Les premiers sont appelés éditeurs et sont en principe responsables de ce qu’ils prennent l’initiative de rendre public dans les conditions de droit commun (art. 1240 et 1241 C. civ. fondements de la responsabilité civile délictuelle, loi du 29 juillet 1881 sur la liberté de la presse, loi Informatique et liberté n° 78-17 du 1er janvier 1978, etc.) et les autres sont des hébergeurs, dont l’irresponsabilité de principe est motivée par la passivité de leur rôle ; passivité qui se traduit par leur méconnaissance et leur absence de contrôle de ces contenus auxquels ils ne font normalement subir que des manipulations techniques (enregistrement, sauvegarde, encodage, classification, formatage, organisation, tri, indexation, etc.) à l’exclusion de toute sélection.

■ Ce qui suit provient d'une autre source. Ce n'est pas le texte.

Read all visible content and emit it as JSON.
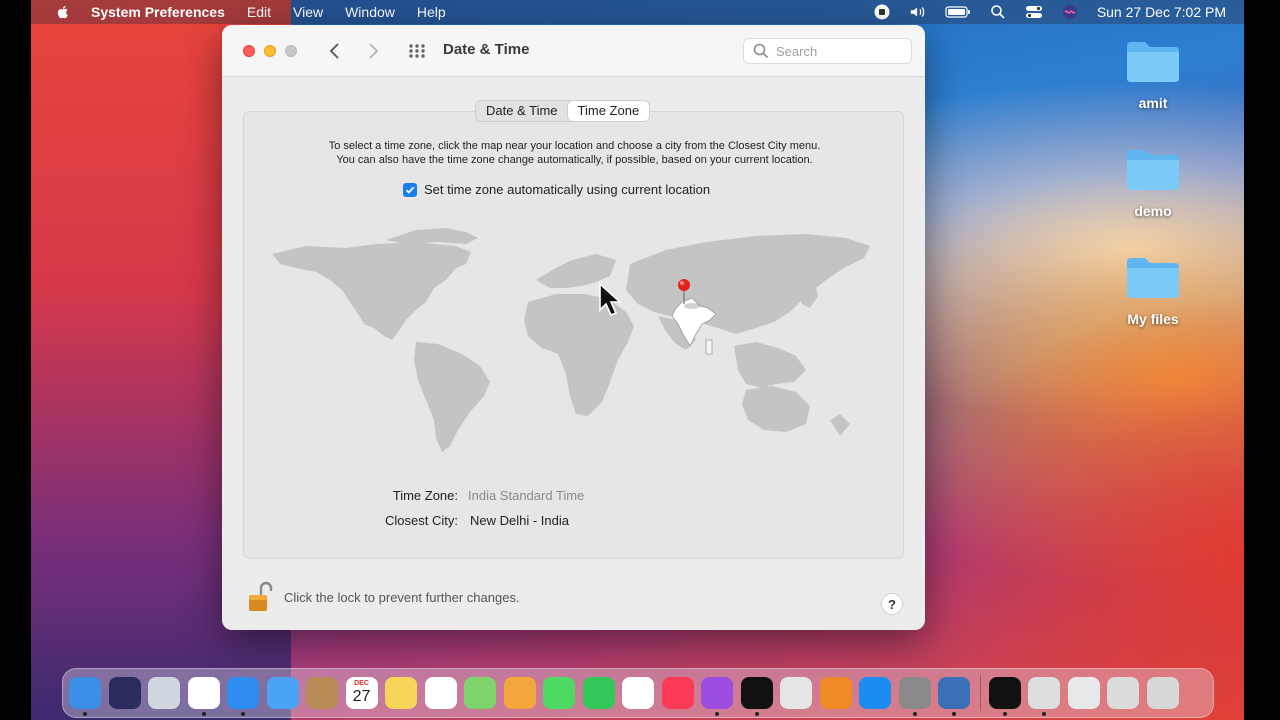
{
  "menubar": {
    "app_name": "System Preferences",
    "items": [
      "Edit",
      "View",
      "Window",
      "Help"
    ],
    "clock": "Sun 27 Dec  7:02 PM",
    "icons": [
      "apple-icon",
      "screen-record-icon",
      "volume-icon",
      "battery-icon",
      "spotlight-icon",
      "control-center-icon",
      "siri-icon"
    ]
  },
  "window": {
    "title": "Date & Time",
    "search_placeholder": "Search",
    "tabs": [
      {
        "label": "Date & Time",
        "active": false
      },
      {
        "label": "Time Zone",
        "active": true
      }
    ],
    "instructions_line1": "To select a time zone, click the map near your location and choose a city from the Closest City menu.",
    "instructions_line2": "You can also have the time zone change automatically, if possible, based on your current location.",
    "auto_label": "Set time zone automatically using current location",
    "auto_checked": true,
    "time_zone_label": "Time Zone:",
    "time_zone_value": "India Standard Time",
    "closest_city_label": "Closest City:",
    "closest_city_value": "New Delhi - India",
    "lock_text": "Click the lock to prevent further changes.",
    "help_label": "?"
  },
  "desktop": {
    "icons": [
      {
        "label": "amit"
      },
      {
        "label": "demo"
      },
      {
        "label": "My files"
      }
    ]
  },
  "dock": {
    "calendar_month": "DEC",
    "calendar_day": "27",
    "apps": [
      {
        "name": "finder-icon",
        "color": "#3a8ee6",
        "running": true
      },
      {
        "name": "siri-icon",
        "color": "#2b2b5e",
        "running": false
      },
      {
        "name": "launchpad-icon",
        "color": "#cfd6df",
        "running": false
      },
      {
        "name": "chrome-icon",
        "color": "#ffffff",
        "running": true
      },
      {
        "name": "safari-icon",
        "color": "#2f8cf0",
        "running": true
      },
      {
        "name": "mail-icon",
        "color": "#4aa3f5",
        "running": false
      },
      {
        "name": "contacts-icon",
        "color": "#b88b57",
        "running": false
      },
      {
        "name": "calendar-icon",
        "color": "#ffffff",
        "running": false
      },
      {
        "name": "notes-icon",
        "color": "#f6d658",
        "running": false
      },
      {
        "name": "reminders-icon",
        "color": "#ffffff",
        "running": false
      },
      {
        "name": "maps-icon",
        "color": "#7ed36b",
        "running": false
      },
      {
        "name": "photos-icon",
        "color": "#f3a63b",
        "running": false
      },
      {
        "name": "messages-icon",
        "color": "#4cd964",
        "running": false
      },
      {
        "name": "facetime-icon",
        "color": "#34c759",
        "running": false
      },
      {
        "name": "freeform-icon",
        "color": "#ffffff",
        "running": false
      },
      {
        "name": "music-icon",
        "color": "#fb3b55",
        "running": false
      },
      {
        "name": "podcasts-icon",
        "color": "#9b4de0",
        "running": true
      },
      {
        "name": "tv-icon",
        "color": "#111111",
        "running": true
      },
      {
        "name": "screenshot-icon",
        "color": "#e5e5e5",
        "running": false
      },
      {
        "name": "books-icon",
        "color": "#f08a24",
        "running": false
      },
      {
        "name": "app-store-icon",
        "color": "#1d8cf0",
        "running": false
      },
      {
        "name": "system-preferences-icon",
        "color": "#8a8a8a",
        "running": true
      },
      {
        "name": "migration-icon",
        "color": "#3b6fb6",
        "running": true
      }
    ],
    "apps_right": [
      {
        "name": "terminal-icon",
        "color": "#111111",
        "running": true
      },
      {
        "name": "printer-icon",
        "color": "#dedede",
        "running": true
      },
      {
        "name": "document-icon",
        "color": "#e8e8e8",
        "running": false
      },
      {
        "name": "preview-icon",
        "color": "#dcdcdc",
        "running": false
      },
      {
        "name": "trash-icon",
        "color": "#d8d8d8",
        "running": false
      }
    ]
  }
}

En pratique, sont donc qualifiables d’hébergeurs les prestataires suivants : les hébergeurs de sites web (OVH, Hostinger, Ikoula, etc.), les plateformes de partage de contenus (Youtube, DailyMotion, Wikipedia, etc.), les réseaux sociaux (Facebook, Instagram, LinkedIn, Tweeter, etc.), mais également les prestataires de référencement, les sites d’annonces (LeBonCoin, eBay, etc.) et les forums de discussion, à condition pour ces deux derniers que l’administrateur n’opère pas de modération a priori, laquelle reviendrait à sélectionner les contenus postés par les utilisateurs.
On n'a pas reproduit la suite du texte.